How does one immerse a 21st century audience in a Victorian science fiction story about Martians? That is the question…and The Crystal Egg is the answer.

The original short story was written in 1897 by H.G Wells (who I had the pleasure of meeting before the show, but more on that later) and is widely, yet unofficially, regarded as the precursor to his prolific novel ‘The War of the Worlds’. It tells the story of the unfortunate Charley Wace and the troubles that have befallen him and his near-enough-family, the Cave family, ever since his somewhat strange inheritance of a crystal egg. We are delivered the introduction to the show on a street in Seven Dials before being physically led into Cave’s shop of antiques and curiosities for the remainder of the show.

I personally love how many shows that take place in the Vaults choose to wander down the immersive path; my love for that specific type of theatre is part of why I love the Vaults as a performance venue so much. So removed from the hustle and bustle of the city, it is perfect for such endeavours. And even more so for period pieces. It’s generally quite dark and vacuous and has a very distinctive scent that somehow intermingles beautifully with the sensory refocus so integral to successful immersive theatre. The frequent rumble of the trains overhead actually enhance the piece, rather than distracted from it. In fact, there was a moment when the steady beat of the *chug chug* above us synchronised completely with the rhythm of the sound effects within the show and I wondered whether the creative team had taken it upon themselves to time it as such.  

My absolute favourite thing about immersive theatre is when the audience has the freedom to interact with as much of the performance as possible. I’m that audience member who wanders around looking at everything I can look at, touching everything I can/am allowed to touch, and talking to anyone who will talk back – which is how I stumbled upon Mr. Wells himself. We had a lovely chat about astronomy and books before I headed through to the street of Seven Dials and he found me just before the performance started to give me some further information on Jupiter. I am a big advocate for people speaking to immersive theatre performers when permitted; trust me, you will have some fantastic conversations – as actors within such a piece, we love the opportunity to go a little bit off-book with our characters.  

There is an official trailer that has been produced for the show (with an entirely different cast, except for the role of H.G. Wells – played both in the trailer and in the Vaults performance by Edwin Flay). Kime Chera’s video design provides us an extremely dramatic trailer…which tells you almost nothing about the stage show, I must admit. So, despite having watched the trailer prior to the show, it felt like I’d gone in to the performance with fresh eyes.  

Described as multidisciplinary, I have to say, I was expecting slightly more incorporation of other disciplines into the show. To be fair, there were lighting effects and live music (by a very delightful violinist, who I sadly could not find listed in the programme) and, obviously, live performance. But, me being never quite satisfied, I expected a couple more elements: some video perhaps; some voiceover; some aural isolation: something that set the show apart from standard live immersive theatre. We are offered a lovely package, as an audience, but I just thirsted for something more while within Cave’s emporium of wonders.  
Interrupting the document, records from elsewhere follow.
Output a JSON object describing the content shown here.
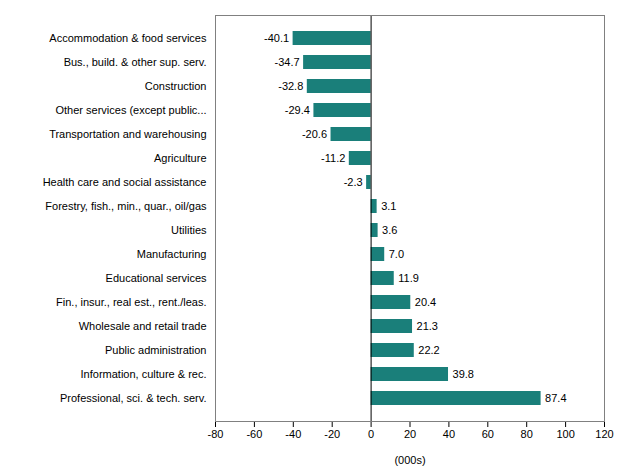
{
  "chart_data": {
    "type": "bar",
    "orientation": "horizontal",
    "categories": [
      "Professional, sci. & tech. serv.",
      "Information, culture & rec.",
      "Public administration",
      "Wholesale and retail trade",
      "Fin., insur., real est., rent./leas.",
      "Educational services",
      "Manufacturing",
      "Utilities",
      "Forestry, fish., min., quar., oil/gas",
      "Health care and social assistance",
      "Agriculture",
      "Transportation and warehousing",
      "Other services (except public...",
      "Construction",
      "Bus., build. & other sup. serv.",
      "Accommodation & food services"
    ],
    "values": [
      87.4,
      39.8,
      22.2,
      21.3,
      20.4,
      11.9,
      7.0,
      3.6,
      3.1,
      -2.3,
      -11.2,
      -20.6,
      -29.4,
      -32.8,
      -34.7,
      -40.1
    ],
    "value_labels": [
      "87.4",
      "39.8",
      "22.2",
      "21.3",
      "20.4",
      "11.9",
      "7.0",
      "3.6",
      "3.1",
      "-2.3",
      "-11.2",
      "-20.6",
      "-29.4",
      "-32.8",
      "-34.7",
      "-40.1"
    ],
    "data_labels": true,
    "color": "#1a7f7a",
    "xlabel": "(000s)",
    "xlim": [
      -80,
      120
    ],
    "xticks": [
      -80,
      -60,
      -40,
      -20,
      0,
      20,
      40,
      60,
      80,
      100,
      120
    ],
    "grid": false
  }
}
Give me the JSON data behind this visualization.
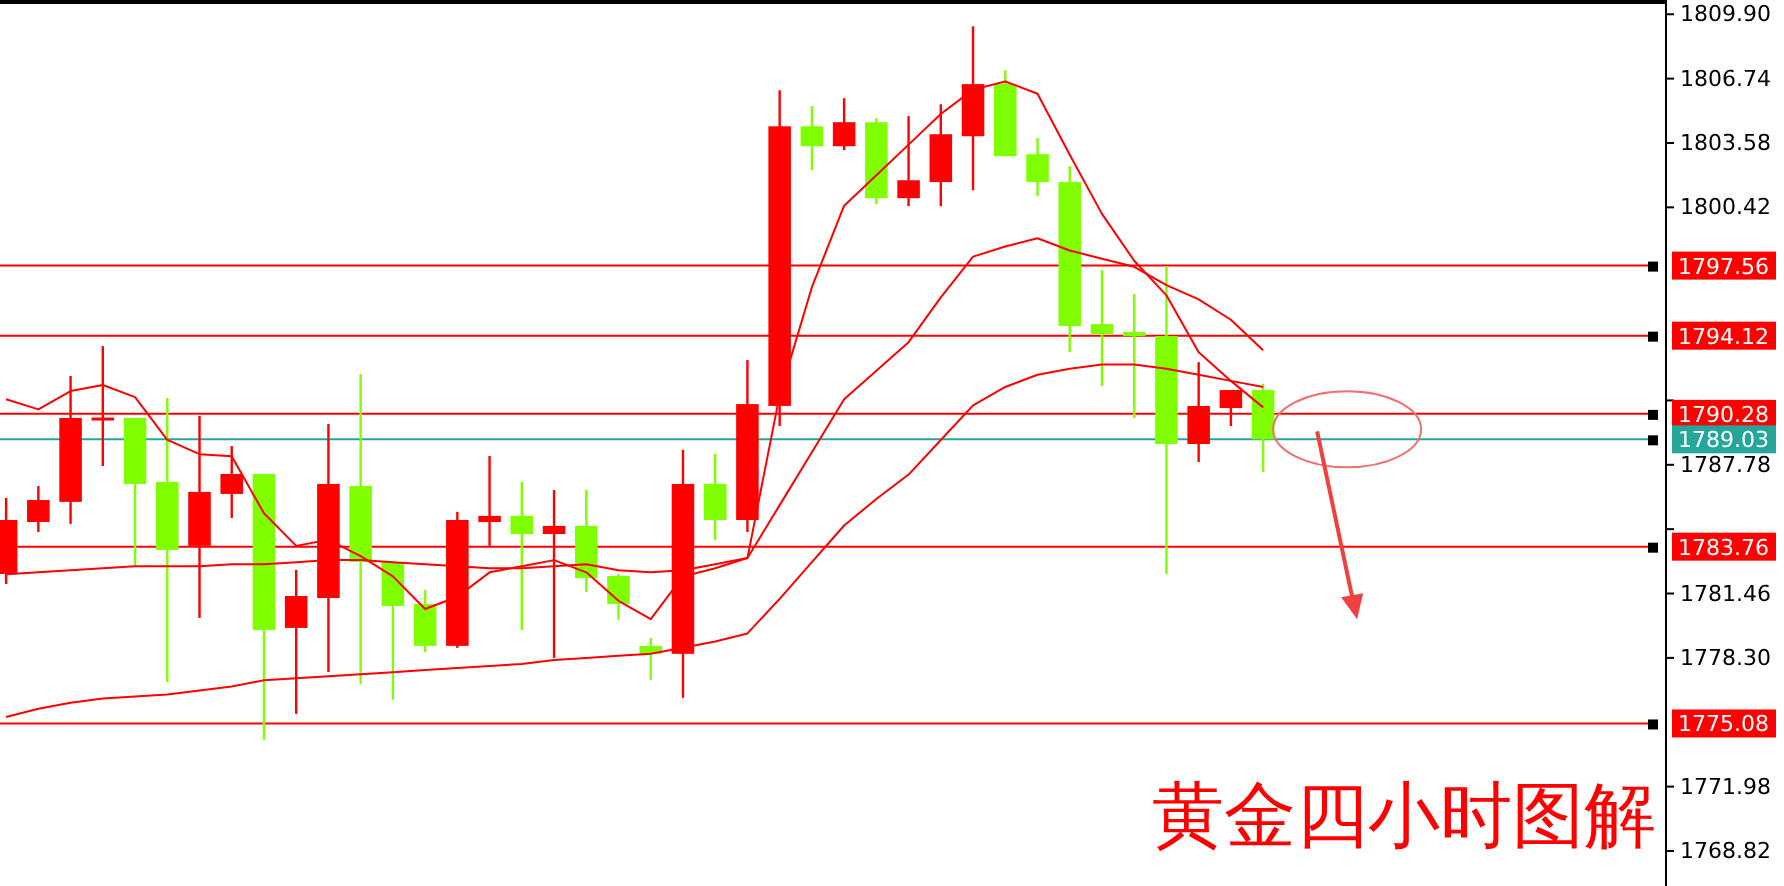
{
  "chart_data": {
    "type": "candlestick",
    "categories": [
      null,
      null,
      null,
      null,
      null,
      null,
      null,
      null,
      null,
      null,
      null,
      null,
      null,
      null,
      null,
      null,
      null,
      null,
      null,
      null,
      null,
      null,
      null,
      null,
      null,
      null,
      null,
      null,
      null,
      null,
      null,
      null,
      null,
      null,
      null,
      null,
      null,
      null,
      null,
      null,
      null,
      null,
      null,
      null,
      null,
      null,
      null,
      null,
      null,
      null,
      null,
      null
    ],
    "ohlc": [
      [
        1782.42,
        1786.15,
        1781.93,
        1785.07
      ],
      [
        1784.97,
        1786.74,
        1784.48,
        1786.05
      ],
      [
        1785.96,
        1792.14,
        1784.88,
        1790.08
      ],
      [
        1790.0,
        1793.61,
        1787.72,
        1790.1
      ],
      [
        1790.08,
        1790.08,
        1782.81,
        1786.84
      ],
      [
        1786.94,
        1791.06,
        1777.12,
        1783.6
      ],
      [
        1783.8,
        1790.18,
        1780.26,
        1786.45
      ],
      [
        1786.35,
        1788.7,
        1785.17,
        1787.33
      ],
      [
        1787.33,
        1787.33,
        1774.28,
        1779.67
      ],
      [
        1779.77,
        1782.62,
        1775.55,
        1781.34
      ],
      [
        1781.24,
        1789.78,
        1777.61,
        1786.84
      ],
      [
        1786.74,
        1792.24,
        1777.02,
        1783.01
      ],
      [
        1783.01,
        1783.01,
        1776.24,
        1780.85
      ],
      [
        1780.95,
        1781.64,
        1778.59,
        1778.89
      ],
      [
        1778.89,
        1785.47,
        1778.79,
        1785.07
      ],
      [
        1784.97,
        1788.21,
        1783.8,
        1785.27
      ],
      [
        1785.27,
        1786.94,
        1779.67,
        1784.38
      ],
      [
        1784.38,
        1786.54,
        1778.3,
        1784.78
      ],
      [
        1784.78,
        1786.54,
        1781.54,
        1782.22
      ],
      [
        1782.32,
        1782.42,
        1780.17,
        1780.95
      ],
      [
        1778.89,
        1779.28,
        1777.22,
        1778.5
      ],
      [
        1778.5,
        1788.51,
        1776.34,
        1786.84
      ],
      [
        1786.84,
        1788.31,
        1784.09,
        1785.07
      ],
      [
        1785.07,
        1792.92,
        1784.48,
        1790.76
      ],
      [
        1790.67,
        1806.17,
        1789.68,
        1804.4
      ],
      [
        1804.4,
        1805.39,
        1802.25,
        1803.42
      ],
      [
        1803.42,
        1805.78,
        1803.23,
        1804.6
      ],
      [
        1804.6,
        1804.8,
        1800.58,
        1800.87
      ],
      [
        1800.87,
        1804.9,
        1800.48,
        1801.75
      ],
      [
        1801.66,
        1805.48,
        1800.48,
        1804.01
      ],
      [
        1803.91,
        1809.31,
        1801.26,
        1806.47
      ],
      [
        1806.47,
        1807.15,
        1802.93,
        1802.93
      ],
      [
        1803.03,
        1803.82,
        1800.97,
        1801.66
      ],
      [
        1801.66,
        1802.44,
        1793.32,
        1794.59
      ],
      [
        1794.69,
        1797.34,
        1791.65,
        1794.2
      ],
      [
        1794.3,
        1796.16,
        1790.08,
        1794.1
      ],
      [
        1794.1,
        1797.54,
        1782.42,
        1788.8
      ],
      [
        1788.8,
        1792.82,
        1787.92,
        1790.67
      ],
      [
        1790.57,
        1791.45,
        1789.68,
        1791.45
      ],
      [
        1791.45,
        1791.75,
        1787.43,
        1789.03
      ],
      null,
      null,
      null,
      null,
      null,
      null,
      null,
      null,
      null,
      null,
      null,
      null
    ],
    "colors": [
      "#ff0000",
      "#ff0000",
      "#ff0000",
      "#ff0000",
      "#7fff00",
      "#7fff00",
      "#ff0000",
      "#ff0000",
      "#7fff00",
      "#ff0000",
      "#ff0000",
      "#7fff00",
      "#7fff00",
      "#7fff00",
      "#ff0000",
      "#ff0000",
      "#7fff00",
      "#ff0000",
      "#7fff00",
      "#7fff00",
      "#7fff00",
      "#ff0000",
      "#7fff00",
      "#ff0000",
      "#ff0000",
      "#7fff00",
      "#ff0000",
      "#7fff00",
      "#ff0000",
      "#ff0000",
      "#ff0000",
      "#7fff00",
      "#7fff00",
      "#7fff00",
      "#7fff00",
      "#7fff00",
      "#7fff00",
      "#ff0000",
      "#ff0000",
      "#7fff00",
      null,
      null,
      null,
      null,
      null,
      null,
      null,
      null,
      null,
      null,
      null,
      null
    ],
    "series": [
      {
        "type": "line",
        "color": "#ff0000",
        "values": [
          1791.0,
          1790.5,
          1791.4,
          1791.7,
          1791.1,
          1789.0,
          1788.3,
          1788.2,
          1785.4,
          1783.8,
          1784.1,
          1783.3,
          1782.3,
          1780.7,
          1781.3,
          1782.5,
          1782.8,
          1783.1,
          1782.5,
          1781.1,
          1780.2,
          1782.3,
          1782.7,
          1783.2,
          1791.2,
          1796.5,
          1800.5,
          1802.0,
          1803.5,
          1805.0,
          1806.2,
          1806.6,
          1806.0,
          1803.0,
          1800.1,
          1797.8,
          1796.1,
          1793.3,
          1791.9,
          1790.6,
          null,
          null,
          null,
          null,
          null,
          null,
          null,
          null,
          null,
          null,
          null,
          null
        ]
      },
      {
        "type": "line",
        "color": "#ff0000",
        "values": [
          1782.4,
          1782.5,
          1782.6,
          1782.7,
          1782.8,
          1782.8,
          1782.8,
          1782.9,
          1782.9,
          1783.0,
          1783.1,
          1783.1,
          1783.0,
          1782.9,
          1782.8,
          1782.7,
          1782.7,
          1782.8,
          1782.9,
          1782.6,
          1782.5,
          1782.6,
          1782.9,
          1783.2,
          1785.8,
          1788.4,
          1791.0,
          1792.4,
          1793.8,
          1796.0,
          1798.0,
          1798.5,
          1798.9,
          1798.3,
          1797.9,
          1797.5,
          1796.6,
          1795.9,
          1794.9,
          1793.4,
          null,
          null,
          null,
          null,
          null,
          null,
          null,
          null,
          null,
          null,
          null,
          null
        ]
      },
      {
        "type": "line",
        "color": "#ff0000",
        "values": [
          1775.4,
          1775.8,
          1776.1,
          1776.3,
          1776.4,
          1776.5,
          1776.7,
          1776.9,
          1777.2,
          1777.3,
          1777.4,
          1777.5,
          1777.6,
          1777.7,
          1777.8,
          1777.9,
          1778.0,
          1778.2,
          1778.3,
          1778.4,
          1778.5,
          1778.8,
          1779.1,
          1779.5,
          1781.2,
          1783.0,
          1784.8,
          1786.1,
          1787.3,
          1789.0,
          1790.7,
          1791.6,
          1792.2,
          1792.5,
          1792.7,
          1792.7,
          1792.5,
          1792.2,
          1791.9,
          1791.6,
          null,
          null,
          null,
          null,
          null,
          null,
          null,
          null,
          null,
          null,
          null,
          null
        ]
      }
    ],
    "ylim": [
      1767.1,
      1810.6
    ],
    "yticks": [
      {
        "value": 1809.9,
        "label": "1809.90"
      },
      1806.74,
      1803.58,
      1800.42,
      {
        "value": 1790.94,
        "label": null
      },
      1787.78,
      {
        "value": 1784.62,
        "label": null
      },
      1781.46,
      {
        "value": 1778.3,
        "label": "1778.30"
      },
      1771.98,
      1768.82
    ],
    "ref_lines": [
      {
        "axis": "y",
        "value": 1797.56,
        "label": "1797.56",
        "color": "#ff0000"
      },
      {
        "axis": "y",
        "value": 1794.12,
        "label": "1794.12",
        "color": "#ff0000"
      },
      {
        "axis": "y",
        "value": 1790.28,
        "label": "1790.28",
        "color": "#ff0000"
      },
      {
        "axis": "y",
        "value": 1789.03,
        "label": "1789.03",
        "color": "#26a69a"
      },
      {
        "axis": "y",
        "value": 1783.76,
        "label": "1783.76",
        "color": "#ff0000"
      },
      {
        "axis": "y",
        "value": 1775.08,
        "label": "1775.08",
        "color": "#ff0000"
      }
    ],
    "annotations": [
      "黄金四小时图解"
    ],
    "tick_labels": "y",
    "grid": false
  }
}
The show is well-acted: we are treated to a wonderfully tortured Mr. Cave by Mark Parsons and a beautifully fragile Anna-Jacoby by Caroline Main. The rest of the cast have slightly less meaty roles to play, but give some great performances nonetheless. There is a delightfully awkward and overly polite exchange between Mr. Cave and Vincent La Torre’s Bosso-Kuni that made me laugh while simultaneously wonder whether someone was about to meet a sticky end. I did find Desmond Carney’s portrayal of Charley Wace slightly… over-harrowed, one might say, at times – but overall, he too was a solid performer.

For anyone with any interest in immersive theatre or historical fiction, The Crystal Egg has a lot to offer. Mike Archer’s adaptation of H.G. Wells’ story, from what I can tell, has a few changes to the character’s relationships but remains true to the tragic themes of loss and instability – as relatable now as they would have been in the 1800s. Elif Knight’s directorial choices work in perfect tandem with the text; and the scenography design – undertaken by Jason Kelvin on set, Miriam King on costume, Simeon Miller on lighting, and Dave Holden on sound – combines to form a cohesive, fully encompassing experience for the audience. For approximately 80 minutes, I left 2018 and found myself right at home on the streets of Victorian London (as, quite clearly, did the one woman in the audience I spotted, decked out head to toe in Victorian garb) and for one more week, so can you. Until time travel is invented, this is the closest thing you’ll get to a first-hand, lived experience of 1897 science fiction.